Sombre, il faisait partout aussi sombre que dans les tréfonds tumultueux et obscurs des grottes minérales aux secrets oubliés. Il y faisait aussi sombre que dans le cœur d'un rat, l'ambiance y était aussi joviale qu'un champ de bataille, après la bataille. Les rapaces nocturnes, rongeurs, insectes et autres créatures purulentes ou prédateurs erraient silencieusement dans la forêt d'ombres, en quête de victimes, de proies, ou de choses intéressantes à observer. Et Amarante ne se fondait absolument pas dans le décor, il était du genre plutôt bruyant et luminescent, du genre qu'on remarque de très loin dans ce genre d'endroit où les ténèbres régnaient en maîtresses absolues. Il avait besoin de lumière dans cette forêt, sinon comment repérer efficacement les herbes qui lui serviraient à préparer différents onguents au service du clan ? Son pouvoir l'aidant beaucoup, il se faufilait donc dans la végétation affublé d'un pelage terne, mais sur lequel on aurait dit que quelque créateur farceur avait décidé de le transformer partiellement en guirlande de noël ambulante, et avait ensuite renversé des gouttelettes de magma en fusion ; lesquelles diffusaient une sinistre lumière d'un rouge brûlant en continu. Et on aurait qu'à moitié tort de le croire.
Le guérisseur connaissait cette forêt comme sa poche, mais la connaître ne suffisait hélas pas toujours, même en appartenant au clan de l'air, il n'était ni protégé ni immunisé contre les dangers qu'elle recelait. Il en était plus que conscient, aussi, malgré les apparences...
« Mais c'est pas possible ça... POURQUOI il n'y a plus de tubercules phosphorescentes dans ce coin ? Il y en avait encore il n'y a même pas trois jours. »
… Il faisait montre de beaucoup de discrétion et de prudence, car sagesse est fille de l'expérience, c'est bien connu.
D'humeur aussi fulminante qu'à l'accoutumée, le mâle furetait donc dans l'obscurité en promenant son corps qui lui servait de lampe torche naturelle et qui laissait dans son sillage comme une odeur de pain grillé.

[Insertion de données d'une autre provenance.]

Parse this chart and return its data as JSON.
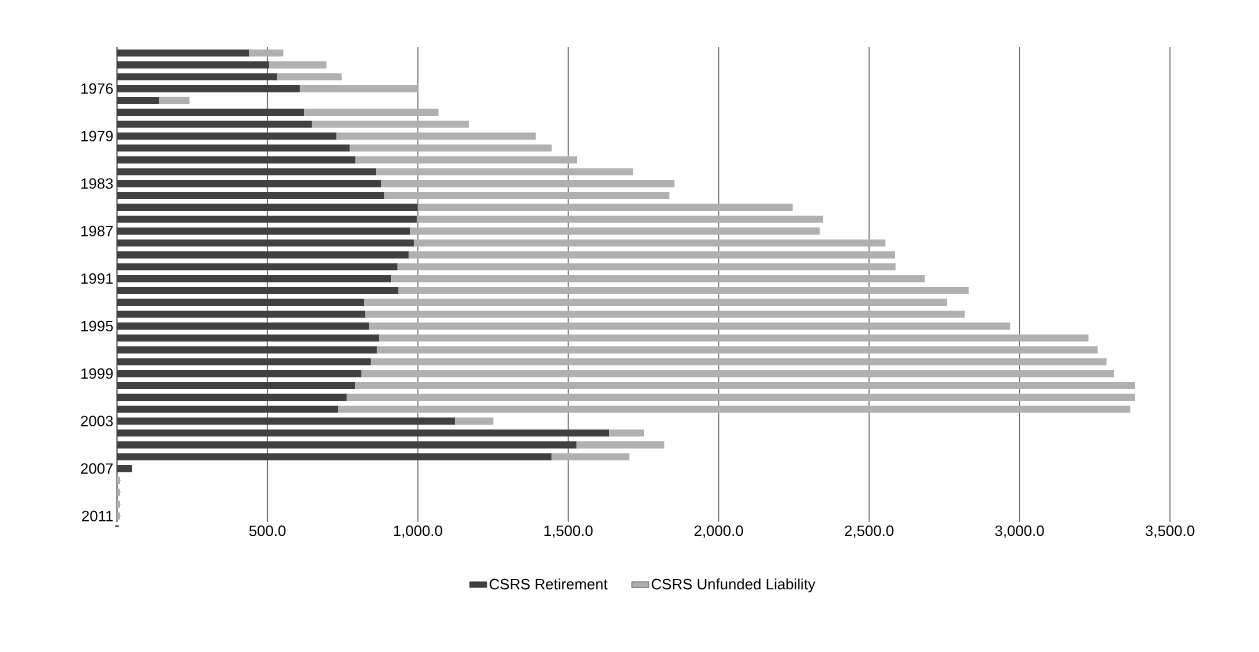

Trouver des plantes dans ces conditions était toujours pénible, mais au moins, il pouvait fanfaronner à sa guise et relâcher un peu la pression, car il était seul. Du moins, c'est ce qu'il croyait...
Car bien entendu, quand on s'absorbe dans une tâche avec autant de conscience et de professionnalisme, on ne prête pas toujours forcément attention à ce qu'il se passe autour de soi, aussi Amarante n'avait pas senti la présence menaçante dans son dos et qui semblait se rapprocher.
« Alors, il m'en faudrait deux racines de ce truc là... Ah... Et oh... Des marguerites. ♥ »
Oui, il aimait les fleurs, ne le cachons pas. Et puis de toute façon, ce n'était un secret pour personne, alors ne vous éternisez pas là dessus !
Bref, il ramassait soigneusement les plantes dont il avait besoin et quand il releva la tête, il avait la gueule pleine de végétaux insolites. Inutile donc de préciser que la petite boule de poils qui répondait au nom de Bosco avait très mal choisit son moment pour bondir sur le svelte canidé qui sursauta et qui cracha sur son agresseur tout ce qu'il avait ramassé en guise de riposte.
—Salut petite mauviette!Un morveux ! Il s'était fait sauté dessus dans la forêt de l'ombre en plein milieu de la nuit par un morveux ! Le générateur d'improbabilités avait tapé fort cette fois-ci. Néanmoins la teigne rousse se ressaisit.
« Qu'est-ce que tu fiches ici gamin ? J'ai du boulot MOI. Et si tu allais embêter les lézards hein ? Je suis sûr que eux, ils voudront bien jouer avec toi. »
cracha-t-il.
Il toisa le louveteau du regard et il ne mit pas longtemps à comprendre que celui-là, il n'était pas de son clan. Et il ne mit pas longtemps non plus à se dire que si ce gamin ne repartait pas immédiatement chez sa maman, il regretterait amèrement d'être venu jusqu'ici.